Cari utenti di webOS Italia,

Nel corso degli ultimi mesi si è parlato moltissimo all’interno della community webOS riguardo il futuro di webOS. Sappiamo tutti che HP sta per rilasciare Open webOS per la fine dell’anno, e che OpenMobile risolverà il problema dell’ecosistema fornendoci la possibilità di eseguire applicazioni Android, ma quello che molti si chiedono è… poi? Alcuni inevitabilmente hanno risposto: “il nulla”.Open webOS sarà morto all’arrivo e non vedremo mai nuovo hardware per esso, quindi inevitabilmente tutti noi dovremmo semplicemente accettare questo dato di fatto e fare una scelta tra iOS, Android o Windows Phone.

Un paio di mesi fa, piuttosto che essere contenti di rimanenere semplicemente a discutere su queste preoccupazioni vecchie e noiose, alcuni di noi (da tutto il mondo) si sono riuniti e hanno cominciato a parlare di quello che noi, come comunità di utenti che sanno apprezzare quello che abbiamo nella piattaforma webOS, potrebbe possibilmente fare per prendere tutta la faccenda in mano. Da subito ci siamo resi conto che non eravamo disposti a sederci e ad aspettare per il meglio dietro le quinte, ma piuttosto che avremmo usato il nostro tempo, competenze e risorse nel tentativo di mantenere e favorire la crescita degli utenti webOS.

Ma cosa vuol dire questo? Vuol dire affrontare le carenze di webOS stesso. Significa avere un dialogo costante con la più grande comunità di utenti di sempre, per quanto riguarda le carenze di webOS e lavorare per aggiungere nuove funzionalità e correggere i bug fastidiosi. E, in ultima analisi, significa aumentare la selezione di dispositivi che possono essere eseguiti su webOS – per prima cosa eseguendo una serie di porting su nuovo hardware auspicabile e già disponibile sul mercato ed eventualmente a lungo termine, lavorando con un preciso produttore, di introdurre una linea di dispositivi webOS personalizzati.

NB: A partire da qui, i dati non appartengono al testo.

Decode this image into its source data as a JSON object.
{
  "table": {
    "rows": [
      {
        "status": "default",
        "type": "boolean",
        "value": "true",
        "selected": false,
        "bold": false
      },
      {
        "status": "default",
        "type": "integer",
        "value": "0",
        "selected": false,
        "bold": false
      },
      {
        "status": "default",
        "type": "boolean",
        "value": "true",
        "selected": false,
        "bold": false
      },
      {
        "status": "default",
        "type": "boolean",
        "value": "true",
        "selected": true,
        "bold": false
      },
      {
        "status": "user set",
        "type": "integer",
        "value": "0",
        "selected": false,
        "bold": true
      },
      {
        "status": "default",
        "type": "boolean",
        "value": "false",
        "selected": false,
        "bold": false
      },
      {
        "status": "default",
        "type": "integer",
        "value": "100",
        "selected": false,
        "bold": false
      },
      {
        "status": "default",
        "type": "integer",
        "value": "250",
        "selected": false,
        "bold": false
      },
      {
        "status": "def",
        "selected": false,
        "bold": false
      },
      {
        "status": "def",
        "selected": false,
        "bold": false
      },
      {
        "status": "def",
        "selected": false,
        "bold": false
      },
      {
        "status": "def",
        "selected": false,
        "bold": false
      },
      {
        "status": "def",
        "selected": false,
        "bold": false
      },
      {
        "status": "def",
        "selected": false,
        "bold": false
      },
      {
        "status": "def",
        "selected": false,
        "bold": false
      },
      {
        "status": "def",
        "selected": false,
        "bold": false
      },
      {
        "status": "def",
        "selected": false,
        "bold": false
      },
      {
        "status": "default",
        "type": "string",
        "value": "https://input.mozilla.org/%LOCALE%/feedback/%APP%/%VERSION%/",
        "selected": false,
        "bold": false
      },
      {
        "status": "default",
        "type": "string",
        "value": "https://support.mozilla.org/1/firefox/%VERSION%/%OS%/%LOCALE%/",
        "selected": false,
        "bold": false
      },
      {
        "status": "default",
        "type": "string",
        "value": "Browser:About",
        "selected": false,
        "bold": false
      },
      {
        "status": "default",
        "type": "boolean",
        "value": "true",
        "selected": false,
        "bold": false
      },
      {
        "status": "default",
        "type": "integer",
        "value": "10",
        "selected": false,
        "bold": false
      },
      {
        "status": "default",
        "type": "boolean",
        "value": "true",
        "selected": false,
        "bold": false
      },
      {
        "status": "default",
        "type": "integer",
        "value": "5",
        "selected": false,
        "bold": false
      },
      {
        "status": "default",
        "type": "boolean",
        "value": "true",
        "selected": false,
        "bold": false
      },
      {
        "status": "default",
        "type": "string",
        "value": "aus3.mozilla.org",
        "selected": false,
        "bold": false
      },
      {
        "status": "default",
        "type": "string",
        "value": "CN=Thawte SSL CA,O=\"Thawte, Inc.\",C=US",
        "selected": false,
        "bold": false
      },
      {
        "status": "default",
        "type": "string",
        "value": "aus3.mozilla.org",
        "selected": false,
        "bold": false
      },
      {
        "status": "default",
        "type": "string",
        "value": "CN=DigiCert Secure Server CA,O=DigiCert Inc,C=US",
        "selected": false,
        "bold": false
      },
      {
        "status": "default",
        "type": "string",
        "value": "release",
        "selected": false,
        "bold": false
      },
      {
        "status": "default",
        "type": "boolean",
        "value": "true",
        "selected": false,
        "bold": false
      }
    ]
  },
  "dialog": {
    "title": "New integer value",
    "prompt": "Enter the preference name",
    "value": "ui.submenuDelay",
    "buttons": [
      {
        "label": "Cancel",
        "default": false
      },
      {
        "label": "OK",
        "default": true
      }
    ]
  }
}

Naturalmente, alcuni sostengono che i nostri obiettivi sono troppo ambiziosi, che richiedono più esperienza di quella che saremo in grado di trovare nella community, o più denaro di quanto siamo in grado di recuperare. Dopo aver esaminato a fondo tali problematiche, nel corso degli ultimi due mesi, dobbiamo affermare che si sbagliano. Anche se ciò richiederà uno sforzo straordinario, molto probabilmente lo sforzo più grande che sia stato mai intrapreso da una community come la nostra, e certamente ci vorrà del tempo, abbiamo deliberato sul fatto che possiamo farlo, e lo faremo. L’unica domanda che rimane è: quanti di voi si uniranno allo sforzo?

Al momento, abbiamo riunito un piccolo gruppo che consiste di un paio di ingegneri e sviluppatori, insieme con il supporto di persone con esperienza nella gestione IT, grafica, gestione aziendale, pubblicazione. E’ inutile dire che abbiamo bisogno di più persone: abbiamo bisogno di te. Questo intervento è il nostro invito aperto a chiunque sia interessato a far parte di questo sforzo. Per partecipare, inviaci una breve email a volunteers@phxdevices.com.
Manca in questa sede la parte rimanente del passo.